Volunteering with Magen David Adom

It was midday in the Negev. My partner Michaela Yancey and I were riding on the lavan Magen David Adom ambulance heading back to the Yerucham Station after dropping a patient at Be’er Sheva Medical Center. Suddenly, a notification appeared on the small tablet in the driver’s seat – לידה spelled out in Hebrew on the display, “birth” in English  We confirmed the request for help and started our drive to Hura, a Bedouin village around 25 minutes outside of Be’er Sheva.

When I decided to join the 35th cohort of Nativ after graduating from the Charles E. Smith Jewish Day School in Maryland in 2015, I had many aspirations for how to develop spiritually, religiously, socially, and academically on my gap-year before college. One of my goals, however, was to deliver a baby. Many other friends of mine who attended Nativ from my community in Potomac had been in the right place at the right time and all delivered babies on their year’s abroad while serving with MDA, Israel’s National Emergency Medical Response and Ambulance Service. On March 10, 2016, the team on our ambulance was afforded the opportunity to bring a new life into the world, which to be honest was one of the most stomach-churning, yet meaningful experience I have ever had in my entire life. After a couple of scary moments unwrapping the umbilical cord off of the baby’s neck, we successfully delivered a healthy and crying baby boy to his mother and father in the medical clinic of this small Bedouin village. After wishing a ‘Mazel Tov’ and heading outside to the sidewalk, a couple of Arab children came up and started talking with us. After a quick conversation while handing the baby off to the advanced ambulance and before heading back to Yerucham, they sent us on our way with “Shalom Alechem.” Between the newborn Bedouin body and his family, the Jewish kippah-wearing medics and volunteers from all over the world, and the Arab boys on the sidewalk, it was amazing to see completely separate cultures and different peoples come together to help each other in the moment.

All of the experiences I had while living in Israel provided me perspective into my own life and still benefit me every day in college at Emory University in Atlanta. I am frequently asked about my gap-year in Israel and my volunteering with MDA.
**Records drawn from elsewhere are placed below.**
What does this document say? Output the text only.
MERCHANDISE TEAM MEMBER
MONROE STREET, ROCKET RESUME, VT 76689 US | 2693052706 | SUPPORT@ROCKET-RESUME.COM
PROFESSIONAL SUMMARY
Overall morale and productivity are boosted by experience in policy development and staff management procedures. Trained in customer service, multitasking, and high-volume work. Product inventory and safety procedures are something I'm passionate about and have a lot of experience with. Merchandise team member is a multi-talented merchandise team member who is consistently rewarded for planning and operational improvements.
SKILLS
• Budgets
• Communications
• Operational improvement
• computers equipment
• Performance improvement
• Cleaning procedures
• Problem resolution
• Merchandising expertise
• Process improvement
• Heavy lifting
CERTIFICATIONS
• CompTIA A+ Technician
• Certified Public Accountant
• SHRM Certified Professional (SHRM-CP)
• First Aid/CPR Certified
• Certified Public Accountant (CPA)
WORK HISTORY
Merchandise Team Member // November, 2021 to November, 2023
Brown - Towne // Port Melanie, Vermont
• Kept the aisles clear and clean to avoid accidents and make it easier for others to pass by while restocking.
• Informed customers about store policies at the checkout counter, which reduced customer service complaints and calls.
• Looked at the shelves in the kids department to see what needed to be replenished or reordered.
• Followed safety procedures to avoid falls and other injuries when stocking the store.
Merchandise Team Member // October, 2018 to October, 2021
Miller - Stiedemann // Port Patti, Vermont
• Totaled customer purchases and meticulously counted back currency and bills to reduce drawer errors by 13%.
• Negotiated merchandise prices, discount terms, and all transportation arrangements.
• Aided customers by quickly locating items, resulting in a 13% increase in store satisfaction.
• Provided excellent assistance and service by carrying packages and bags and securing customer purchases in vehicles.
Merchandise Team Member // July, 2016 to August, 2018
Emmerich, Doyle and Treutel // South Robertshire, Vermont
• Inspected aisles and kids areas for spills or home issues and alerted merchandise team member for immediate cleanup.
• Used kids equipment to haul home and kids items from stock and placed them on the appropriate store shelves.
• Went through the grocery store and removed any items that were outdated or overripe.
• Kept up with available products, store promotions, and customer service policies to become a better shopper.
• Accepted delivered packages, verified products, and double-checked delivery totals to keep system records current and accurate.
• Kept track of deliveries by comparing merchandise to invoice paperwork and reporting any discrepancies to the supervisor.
Though not every day on Nativ was spent racing across the Negev to deliver babies, much of my Nativ experience was enhanced by my volunteering with Magen David Adom. When I first looked into gap-year programs, I knew I wanted to learn more and challenge by beliefs while also having a rich opportunity to volunteer. Nativ fit the bill. Not every day is easy while living in a foreign country with new people, and at first I was intimidated. However, it was arguably the tougher days and medical events that challenged my beliefs, enhanced my identity as a Jew, and changed my life for the better. Through my studies at the Conservative Yeshiva; to backpacking with friends during chaggim and trips all over the country; to living in an apartment on my own in a small desert village; to revisiting and connecting with family; to my experiences on the ambulances and in the communities in Be’er Sheva, Yerucham, and Dimona, I left Israel instilled with a love for learning and volunteering, backed by a rich community of many like-minded and passionate individuals on Nativ 35. Shabbat Shalom!